May’s Board began with a presentation from Women’s Inclusive Team, the CVS and the GPCG about their Flourishing Communities project. This was rooted in women’s priorities, identified through consultation as pregnancy, sexual health and cervical screening. The project brought women and GPs together to understand barriers through workshops to both gather and provide information. They ran test and learn cervical screening sessions, with time to ask questions, access information, and have the smear test there and then if they felt comfortable. A key barrier is lack of inclusive representation in the workforce and materials, which means many women feel less welcome or “seen” by services. The women will be doing “walk throughs” of GP practices with staff to identify quick wins. Accessible information e.g. videos in Somali, Bengali and plain English on core issues like registering with a GP will also be produced.
The CVS felt that this project highlights powerfully the added value they can bring within the THT system, but that securing funding to scale up and “scale across” is vital, so we don’t lose the learning. Board members reflected on the need to value narrative stories as part of the accepted evidence that drives commissioning, as it is harder to track the direct impact of deeper interventions like this which build trust on hard data such as screening rates.

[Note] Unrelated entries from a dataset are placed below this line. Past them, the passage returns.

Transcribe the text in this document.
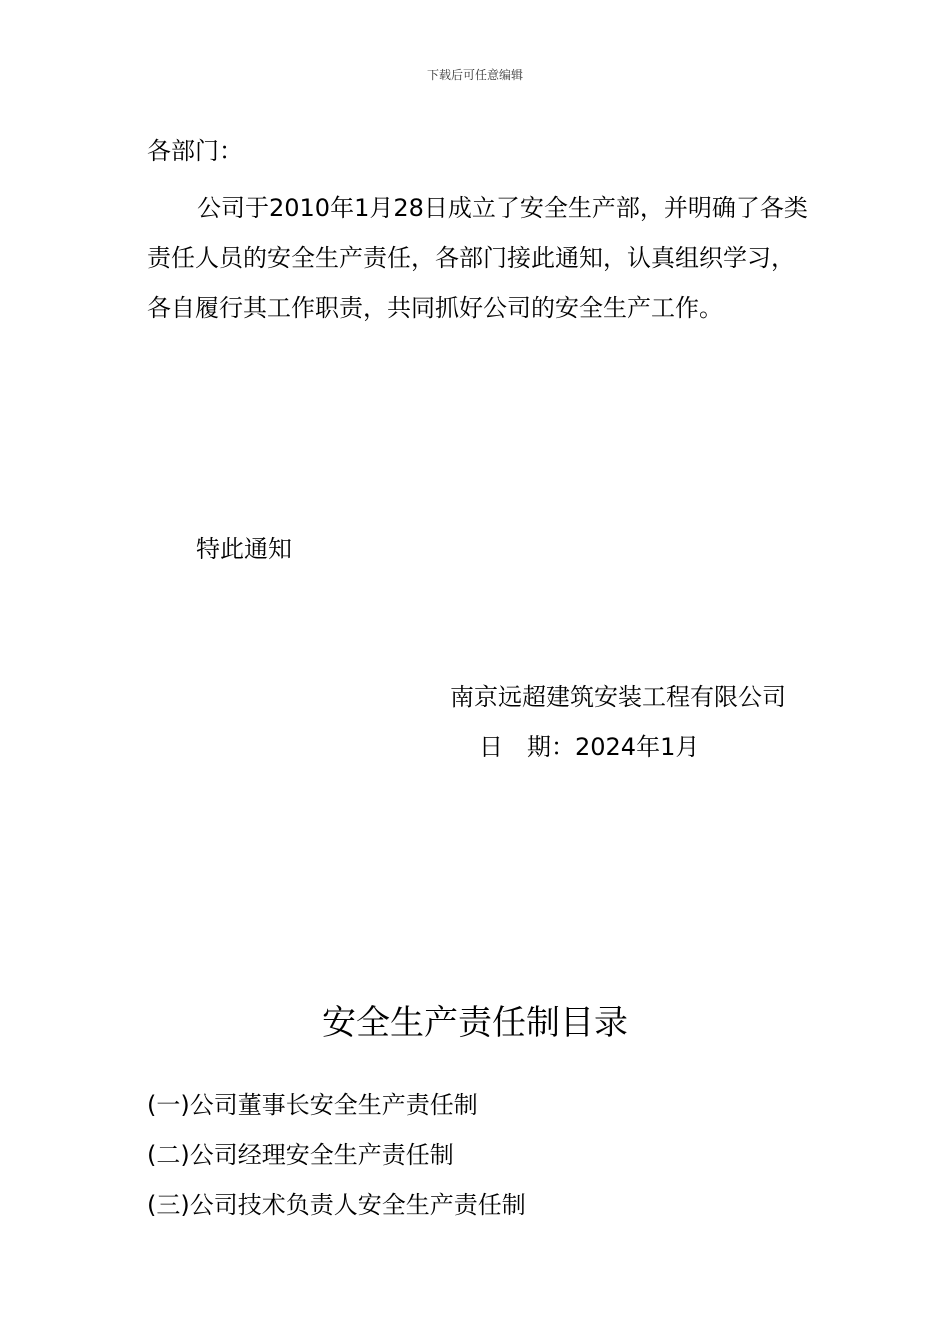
下载后可任意编辑
各部门：
公司于2010年1月28日成立了安全生产部，并明确了各类责任人员的安全生产责任，各部门接此通知，认真组织学习，各自履行其工作职责，共同抓好公司的安全生产工作。
特此通知
南京远超建筑安装工程有限公司
日 期：2024年1月
安全生产责任制目录
(一)公司董事长安全生产责任制
(二)公司经理安全生产责任制
(三)公司技术负责人安全生产责任制
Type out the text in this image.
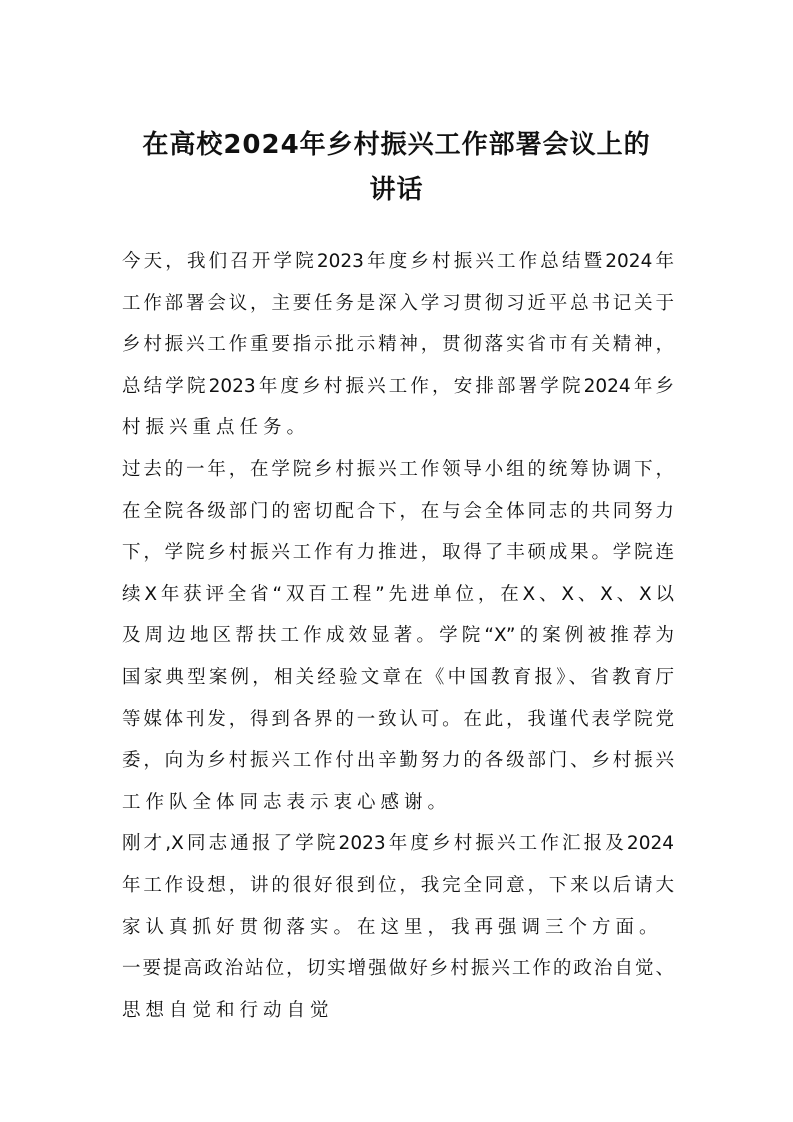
在高校2024年乡村振兴工作部署会议上的
讲话
今天，我们召开学院2023年度乡村振兴工作总结暨2024年
工作部署会议，主要任务是深入学习贯彻习近平总书记关于
乡村振兴工作重要指示批示精神，贯彻落实省市有关精神，
总结学院2023年度乡村振兴工作，安排部署学院2024年乡
村振兴重点任务。
过去的一年，在学院乡村振兴工作领导小组的统筹协调下，
在全院各级部门的密切配合下，在与会全体同志的共同努力
下，学院乡村振兴工作有力推进，取得了丰硕成果。学院连
续X年获评全省“双百工程”先进单位，在X、X、X、X以
及周边地区帮扶工作成效显著。学院“X”的案例被推荐为
国家典型案例，相关经验文章在《中国教育报》、省教育厅
等媒体刊发，得到各界的一致认可。在此，我谨代表学院党
委，向为乡村振兴工作付出辛勤努力的各级部门、乡村振兴
工作队全体同志表示衷心感谢。
刚才,X同志通报了学院2023年度乡村振兴工作汇报及2024
年工作设想，讲的很好很到位，我完全同意，下来以后请大
家认真抓好贯彻落实。在这里，我再强调三个方面。
一要提高政治站位，切实增强做好乡村振兴工作的政治自觉、
思想自觉和行动自觉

May’s Board also signed off the Children and Families Executive’s reset priorities for Born Well, Growing Well. Four have been rolled over as the work is not done and/or the need has increased - mental health and emotional wellbeing, special educational needs and disabilities, healthy weight, and partnership ways of working - along with a new priority on poverty and economic hardship. ELFT then presented on the integrated care competencies project, which has its roots in Tower Hamlets clinical practice and now needs staff across the partnership to participate, to robustly test the model.

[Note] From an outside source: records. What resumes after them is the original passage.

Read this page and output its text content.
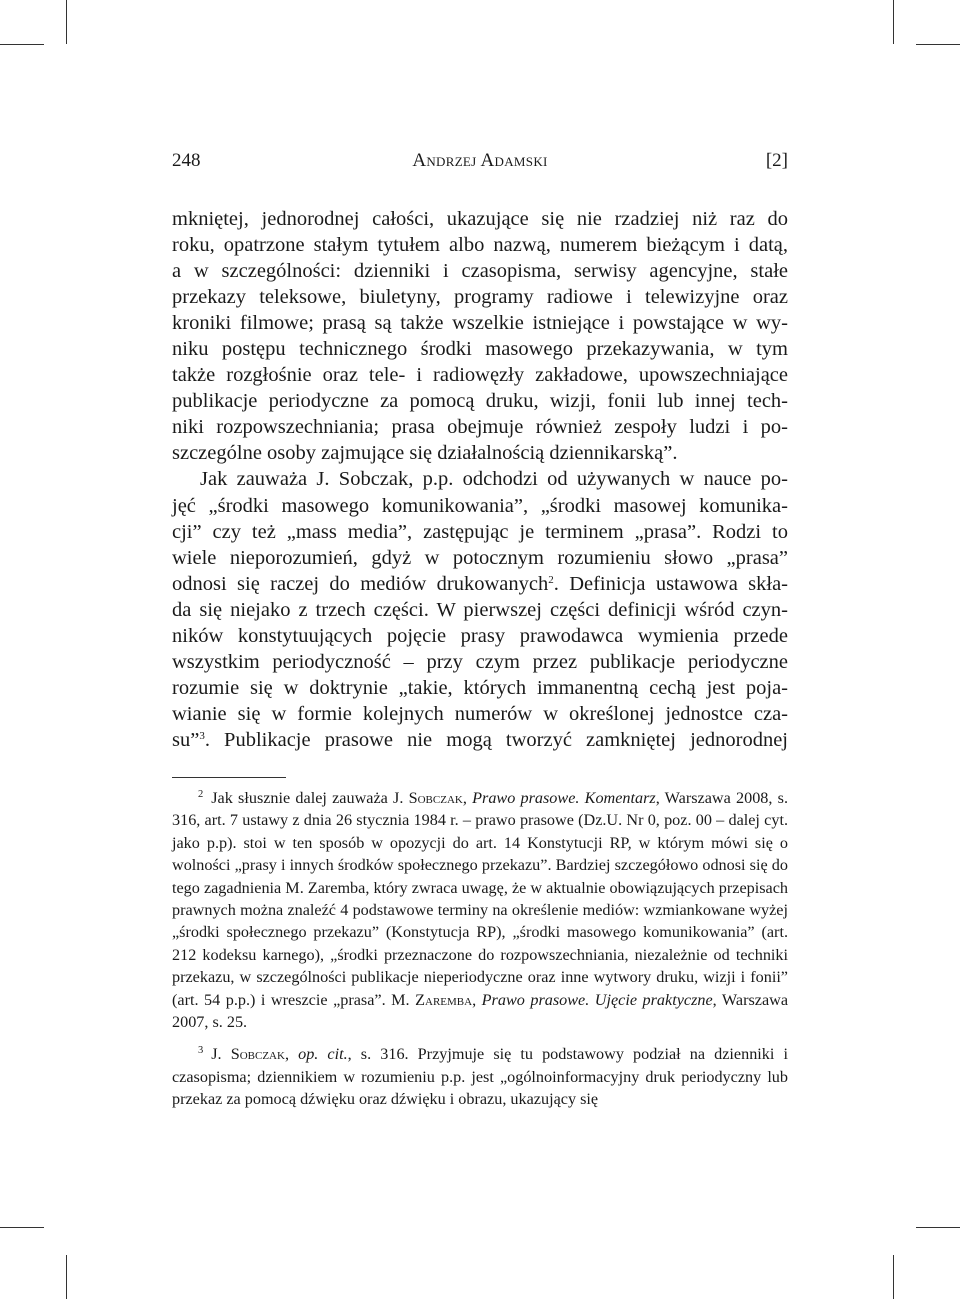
248	Andrzej Adamski	[2]

mkniętej, jednorodnej całości, ukazujące się nie rzadziej niż raz do
roku, opatrzone stałym tytułem albo nazwą, numerem bieżącym i datą,
a w szczególności: dzienniki i czasopisma, serwisy agencyjne, stałe
przekazy teleksowe, biuletyny, programy radiowe i telewizyjne oraz
kroniki filmowe; prasą są także wszelkie istniejące i powstające w wy-
niku postępu technicznego środki masowego przekazywania, w tym
także rozgłośnie oraz tele- i radiowęzły zakładowe, upowszechniające
publikacje periodyczne za pomocą druku, wizji, fonii lub innej tech-
niki rozpowszechniania; prasa obejmuje również zespoły ludzi i po-
szczególne osoby zajmujące się działalnością dziennikarską”.

Jak zauważa J. Sobczak, p.p. odchodzi od używanych w nauce po-
jęć „środki masowego komunikowania”, „środki masowej komunika-
cji” czy też „mass media”, zastępując je terminem „prasa”. Rodzi to
wiele nieporozumień, gdyż w potocznym rozumieniu słowo „prasa”
odnosi się raczej do mediów drukowanych$^2$. Definicja ustawowa skła-
da się niejako z trzech części. W pierwszej części definicji wśród czyn-
ników konstytuujących pojęcie prasy prawodawca wymienia przede
wszystkim periodyczność – przy czym przez publikacje periodyczne
rozumie się w doktrynie „takie, których immanentną cechą jest poja-
wianie się w formie kolejnych numerów w określonej jednostce cza-
su”$^3$. Publikacje prasowe nie mogą tworzyć zamkniętej jednorodnej

$^2$ Jak słusznie dalej zauważa J. Sobczak, Prawo prasowe. Komentarz, Warszawa 2008, s. 316, art. 7 ustawy z dnia 26 stycznia 1984 r. – prawo prasowe (Dz.U. Nr 0, poz. 00 – dalej cyt. jako p.p). stoi w ten sposób w opozycji do art. 14 Konstytucji RP, w którym mówi się o wolności „prasy i innych środków społecznego przekazu”. Bardziej szczegółowo odnosi się do tego zagadnienia M. Zaremba, który zwraca uwagę, że w aktualnie obowiązujących przepisach prawnych można znaleźć 4 podstawowe terminy na określenie mediów: wzmiankowane wyżej „środki społecznego przekazu” (Konstytucja RP), „środki masowego komunikowania” (art. 212 kodeksu karnego), „środki przeznaczone do rozpowszechniania, niezależnie od techniki przekazu, w szczególności publikacje nieperiodyczne oraz inne wytwory druku, wizji i fonii” (art. 54 p.p.) i wreszcie „prasa”. M. Zaremba, Prawo prasowe. Ujęcie praktyczne, Warszawa 2007, s. 25.
$^3$ J. Sobczak, op. cit., s. 316. Przyjmuje się tu podstawowy podział na dzienniki i czasopisma; dziennikiem w rozumieniu p.p. jest „ogólnoinformacyjny druk periodyczny lub przekaz za pomocą dźwięku oraz dźwięku i obrazu, ukazujący się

Finally, we spent an hour on ICS development, reviewing the draft terms of reference for the new place based committee which THT will incorporate, and our updated operating framework that reflects new mandated roles being recruited: the Clinical and Care Professional Lead and Primary Care Development Lead. The Board gave a strong steer to NEL that much more ambitious citizen engagement needs to be embedded in the redesigned system now, backed with clear resources and plans. The CCG also shared the proposed transformation cycle, which indicates how accountability may be divided between the ICB, provider collaboratives, and borough partnerships - the goal is for as little as possible to be held at NEL. There’s much more to work through, which will be the focus of dedicated sessions in June and July, ahead of THT meeting as a “place based committee” for the first time in September.